The funny thing about the Syracuse reign of defensive terror in this bracket is that — unlike a similar episode in 2013 — this season the Orange defense wasn’t very good.
During the regular season the ACC made 52 percent of its 2s against this D. In the tournament, however, this number has dropped all the way down to a rather ridiculous 36 percent. Are tournament opponents (ACC member Virginia notwithstanding) failing against this defense because it’s so strange and alien to them? Hard to say, but the history here is pretty interesting.
As it happens this season’s 16-percentage-point improvement in interior defense is by far the most extreme manifestation of what was nevertheless a preexisting historical pattern. Starting with Carmelo Anthony’s national championship team of 2003 and running through Sunday evening, the Syracuse defense has been exactly four percentage points better at forcing missed twos in the tournament than it’s been in conference play. (To keep the “novelty” hypothesis clean and tidy I threw out this weekend’s tournament win against league foe UVA, as well as the tournament loss against league foe Marquette in 2011.) That’s a big difference, and the sample sizes here are comforting: Syracuse has played 32 tournament games over that span.
I’ve never really looked at tournament vs. regular-season two-point defense over a decade-plus before, so just to be sure Syracuse really is weird I ran the same numbers for four other national champions of the period: Duke, North Carolina, Kansas and UConn.
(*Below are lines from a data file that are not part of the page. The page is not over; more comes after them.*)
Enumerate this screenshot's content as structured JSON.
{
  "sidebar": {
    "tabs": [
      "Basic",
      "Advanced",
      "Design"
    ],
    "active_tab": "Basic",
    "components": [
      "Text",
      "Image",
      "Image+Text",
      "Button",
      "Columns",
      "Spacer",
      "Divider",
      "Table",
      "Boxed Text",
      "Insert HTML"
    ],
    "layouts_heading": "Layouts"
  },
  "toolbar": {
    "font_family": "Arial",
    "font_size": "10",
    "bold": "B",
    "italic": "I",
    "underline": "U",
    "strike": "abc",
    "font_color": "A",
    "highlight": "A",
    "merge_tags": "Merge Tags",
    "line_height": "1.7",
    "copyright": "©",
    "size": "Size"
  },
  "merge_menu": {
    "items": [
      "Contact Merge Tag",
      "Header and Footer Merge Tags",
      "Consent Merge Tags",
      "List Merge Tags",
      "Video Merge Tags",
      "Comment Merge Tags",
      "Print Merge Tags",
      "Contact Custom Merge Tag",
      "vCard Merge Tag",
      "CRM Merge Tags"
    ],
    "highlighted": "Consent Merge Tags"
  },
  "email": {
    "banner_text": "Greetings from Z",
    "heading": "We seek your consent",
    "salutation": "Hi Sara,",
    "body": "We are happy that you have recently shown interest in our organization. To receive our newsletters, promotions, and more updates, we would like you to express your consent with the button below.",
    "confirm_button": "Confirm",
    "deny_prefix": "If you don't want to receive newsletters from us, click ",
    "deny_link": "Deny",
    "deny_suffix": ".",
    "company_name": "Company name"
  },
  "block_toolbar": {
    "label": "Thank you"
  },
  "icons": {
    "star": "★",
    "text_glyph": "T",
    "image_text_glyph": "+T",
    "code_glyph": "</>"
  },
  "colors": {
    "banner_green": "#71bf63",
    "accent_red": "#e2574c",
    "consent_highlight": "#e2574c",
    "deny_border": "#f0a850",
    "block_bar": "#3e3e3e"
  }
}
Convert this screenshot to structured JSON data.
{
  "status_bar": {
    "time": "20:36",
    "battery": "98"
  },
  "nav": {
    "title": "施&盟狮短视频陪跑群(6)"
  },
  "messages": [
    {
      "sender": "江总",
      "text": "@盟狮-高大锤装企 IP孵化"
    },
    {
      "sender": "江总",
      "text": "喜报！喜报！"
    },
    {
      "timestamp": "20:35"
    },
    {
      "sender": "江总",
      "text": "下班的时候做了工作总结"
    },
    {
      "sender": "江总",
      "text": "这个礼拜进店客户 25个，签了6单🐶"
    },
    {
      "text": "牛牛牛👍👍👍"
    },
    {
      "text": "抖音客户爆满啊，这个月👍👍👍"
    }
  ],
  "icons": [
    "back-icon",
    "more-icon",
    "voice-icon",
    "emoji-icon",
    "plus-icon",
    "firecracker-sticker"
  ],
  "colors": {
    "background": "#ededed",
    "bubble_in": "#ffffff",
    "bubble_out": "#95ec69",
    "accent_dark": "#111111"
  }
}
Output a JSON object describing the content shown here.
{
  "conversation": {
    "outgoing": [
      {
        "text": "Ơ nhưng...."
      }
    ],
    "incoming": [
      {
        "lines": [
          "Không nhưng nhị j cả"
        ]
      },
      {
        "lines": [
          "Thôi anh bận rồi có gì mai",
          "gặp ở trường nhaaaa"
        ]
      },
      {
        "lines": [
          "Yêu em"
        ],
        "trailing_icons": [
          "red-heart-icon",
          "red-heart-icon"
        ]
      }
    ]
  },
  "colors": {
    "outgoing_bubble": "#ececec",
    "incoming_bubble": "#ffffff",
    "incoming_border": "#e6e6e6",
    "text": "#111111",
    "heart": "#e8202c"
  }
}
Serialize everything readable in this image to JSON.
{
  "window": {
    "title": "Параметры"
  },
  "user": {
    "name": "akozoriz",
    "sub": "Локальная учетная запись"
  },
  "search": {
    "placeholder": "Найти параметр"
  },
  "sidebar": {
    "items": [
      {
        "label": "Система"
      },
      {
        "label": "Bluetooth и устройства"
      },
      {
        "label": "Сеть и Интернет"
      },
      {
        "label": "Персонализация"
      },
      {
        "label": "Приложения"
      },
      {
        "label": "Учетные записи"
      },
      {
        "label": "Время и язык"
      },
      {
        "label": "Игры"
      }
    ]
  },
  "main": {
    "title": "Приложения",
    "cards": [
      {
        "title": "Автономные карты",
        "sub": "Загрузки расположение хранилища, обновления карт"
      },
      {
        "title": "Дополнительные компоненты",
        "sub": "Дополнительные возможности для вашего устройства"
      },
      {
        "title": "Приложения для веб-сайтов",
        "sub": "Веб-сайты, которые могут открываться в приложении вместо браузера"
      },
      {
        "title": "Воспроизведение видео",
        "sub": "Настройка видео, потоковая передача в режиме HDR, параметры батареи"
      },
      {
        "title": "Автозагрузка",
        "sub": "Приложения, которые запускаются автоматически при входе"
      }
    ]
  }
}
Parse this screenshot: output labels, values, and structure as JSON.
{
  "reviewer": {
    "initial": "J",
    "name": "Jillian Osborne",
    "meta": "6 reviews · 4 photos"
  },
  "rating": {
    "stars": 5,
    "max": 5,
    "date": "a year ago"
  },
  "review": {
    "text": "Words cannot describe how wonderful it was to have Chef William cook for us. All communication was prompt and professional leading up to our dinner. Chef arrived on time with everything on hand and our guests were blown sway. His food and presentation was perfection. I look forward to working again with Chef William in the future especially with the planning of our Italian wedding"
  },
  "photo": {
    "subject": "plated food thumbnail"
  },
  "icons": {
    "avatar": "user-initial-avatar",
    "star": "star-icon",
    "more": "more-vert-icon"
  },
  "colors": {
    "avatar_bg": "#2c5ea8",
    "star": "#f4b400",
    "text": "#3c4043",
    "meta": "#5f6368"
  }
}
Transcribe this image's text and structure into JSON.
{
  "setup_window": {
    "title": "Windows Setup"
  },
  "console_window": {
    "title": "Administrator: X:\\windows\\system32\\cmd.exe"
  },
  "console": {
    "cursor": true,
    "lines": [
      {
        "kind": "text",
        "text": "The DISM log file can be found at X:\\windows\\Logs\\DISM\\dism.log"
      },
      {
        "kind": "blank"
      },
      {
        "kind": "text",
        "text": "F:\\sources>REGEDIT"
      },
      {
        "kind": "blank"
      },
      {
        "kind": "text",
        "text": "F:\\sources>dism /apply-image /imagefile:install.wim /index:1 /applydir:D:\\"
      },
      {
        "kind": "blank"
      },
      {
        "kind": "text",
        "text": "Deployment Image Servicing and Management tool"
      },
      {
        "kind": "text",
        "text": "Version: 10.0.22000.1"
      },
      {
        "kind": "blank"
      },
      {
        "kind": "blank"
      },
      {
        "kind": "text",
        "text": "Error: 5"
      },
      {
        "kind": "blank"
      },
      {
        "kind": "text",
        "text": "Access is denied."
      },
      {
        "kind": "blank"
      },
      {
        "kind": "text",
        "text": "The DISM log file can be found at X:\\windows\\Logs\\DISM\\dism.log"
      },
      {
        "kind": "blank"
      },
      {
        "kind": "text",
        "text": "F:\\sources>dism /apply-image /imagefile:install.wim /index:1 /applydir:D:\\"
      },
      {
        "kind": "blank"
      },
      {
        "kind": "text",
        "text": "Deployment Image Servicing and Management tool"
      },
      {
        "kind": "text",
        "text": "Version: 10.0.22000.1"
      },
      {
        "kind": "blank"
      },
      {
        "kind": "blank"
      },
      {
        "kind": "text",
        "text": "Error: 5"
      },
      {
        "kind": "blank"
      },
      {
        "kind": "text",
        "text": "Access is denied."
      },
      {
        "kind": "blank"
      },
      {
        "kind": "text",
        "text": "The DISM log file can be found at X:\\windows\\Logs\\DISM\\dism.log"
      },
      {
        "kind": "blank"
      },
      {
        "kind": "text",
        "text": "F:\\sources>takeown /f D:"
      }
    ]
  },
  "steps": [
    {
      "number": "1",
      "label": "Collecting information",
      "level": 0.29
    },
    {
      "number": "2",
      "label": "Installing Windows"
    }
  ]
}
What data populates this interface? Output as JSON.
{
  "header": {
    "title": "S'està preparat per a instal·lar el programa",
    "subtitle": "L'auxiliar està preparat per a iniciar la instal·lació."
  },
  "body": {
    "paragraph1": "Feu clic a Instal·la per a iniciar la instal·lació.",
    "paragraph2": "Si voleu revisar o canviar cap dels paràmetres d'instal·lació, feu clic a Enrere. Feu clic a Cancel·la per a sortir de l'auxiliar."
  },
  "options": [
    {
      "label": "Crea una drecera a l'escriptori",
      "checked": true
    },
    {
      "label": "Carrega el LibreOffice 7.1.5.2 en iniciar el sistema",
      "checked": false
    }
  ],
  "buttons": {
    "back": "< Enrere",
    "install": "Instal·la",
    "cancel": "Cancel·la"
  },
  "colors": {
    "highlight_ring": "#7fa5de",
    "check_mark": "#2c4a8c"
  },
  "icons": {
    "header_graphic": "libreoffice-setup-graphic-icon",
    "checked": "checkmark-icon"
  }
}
It turns out Syracuse really is weird. The Blue Devils have also played better interior D in the tournament than they have against the ACC, but the difference is smaller (two percentage points) and, anyway, Duke’s played weaker teams in its NCAA brackets than what it’s seen in conference play. Syracuse, on the other hand, has faced an almost identical strength of schedule both in the tournament and in conference play.
If this novelty-defense theory has any value, Syracuse benefits not so much from the intrinsic merits of the zone as a scheme but rather from the good historical fortune that so few teams use it. Opposing offenses are therefore freaked out and uncomfortable when they see this strange and alien defense, the locus classicus here being an otherwise dominant, forbidding and NBA-talent-laden Indiana offense looking like a sedated frog in the rain in the 2013 Sweet 16.
All of which will be irrelevant, of course, when Syracuse faces North Carolina. Not only have the Tar Heels seen the zone, on paper they’re almost cartoonishly perfect to attack said scheme. If you’re Boeheim the last opponent you want to see is a conference rival that doesn’t shoot threes but does eat offensive rebounds for breakfast, lunch and dinner.
Speaking of that opponent….
A shot-volume tour de force by North Carolina
A few weeks ago I held forth confidently on the magical tournament-game-winning powers of attempting an awfully high number of shots. Little did I realize at the time that the committee would see my post and intentionally sabotage its hypothesis by loading a veritable who’s-who of meh shot-volume teams — Virginia, Kansas, Villanova, and Oklahoma — onto just one side of the bracket.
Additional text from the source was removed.